12. Applicable Law, Attorneys’ Fees & Collection Expenses
This Agreement shall be governed by the laws of the State of Wisconsin, and any legal proceeding or other action arising under or in connection with this Agreement shall be brought in Milwaukee County, Wisconsin. If either party incurs any legal fees associated with the enforcement of this Agreement or any rights hereunder, the prevailing party shall be entitled to recover its reasonable outside attorney’s fees and any court, arbitration, mediation, or other reasonable litigation expenses from the other party. If Accelity incurs any costs, expenses, or fees, including reasonable attorney’s fees and professional collection services fees, in connection with the collection or payment of any amounts due under this Agreement, Client agrees to reimburse Accelity for all such costs, expenses and fees.

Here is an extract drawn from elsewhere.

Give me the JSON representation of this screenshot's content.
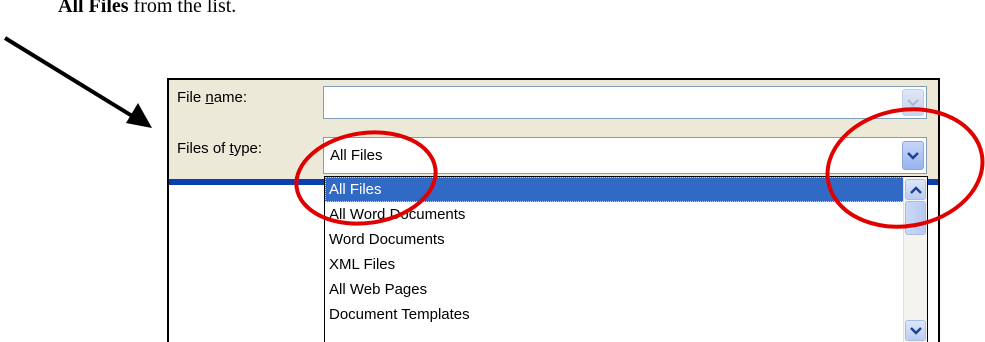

13. Miscellaneous Agreement Provisions
a. Neither party may assign or transfer this Agreement without prior written consent of the other party, which consent shall not be unreasonably withheld.
b. This Agreement contains the entire agreement of the parties, and there are no other promises or conditions whether oral or written, unless directly referenced herein.
c. This Agreement may be modified or amended if the amendment is made in writing and signed by both parties. Any reference to “writing” or “notice” may be done via electronic communication (email or other messaging) if both Accelity and Client have previously communicated in that manner.
d. If any provision of this Agreement shall be held invalid or unenforceable for any reason by a court of competent jurisdiction, the remaining provisions shall continue to be valid and enforceable absent the invalid provision. If a court finds that any provision of this Agreement is invalid or unenforceable, but that by limiting such provision it would become valid and enforceable, then such provision shall be deemed to be written, construed, and enforced as so limited.
e. The failure of either party to enforce any provision of this Agreement shall not be construed as a waiver or limitation of that party’s right to subsequently enforce and compel strict compliance with every provision of this Agreement.
This Agreement may be executed in counterparts which shall together constitute one agreement and this Agreement may be executed electronically, which shall be deemed an original signature of either party.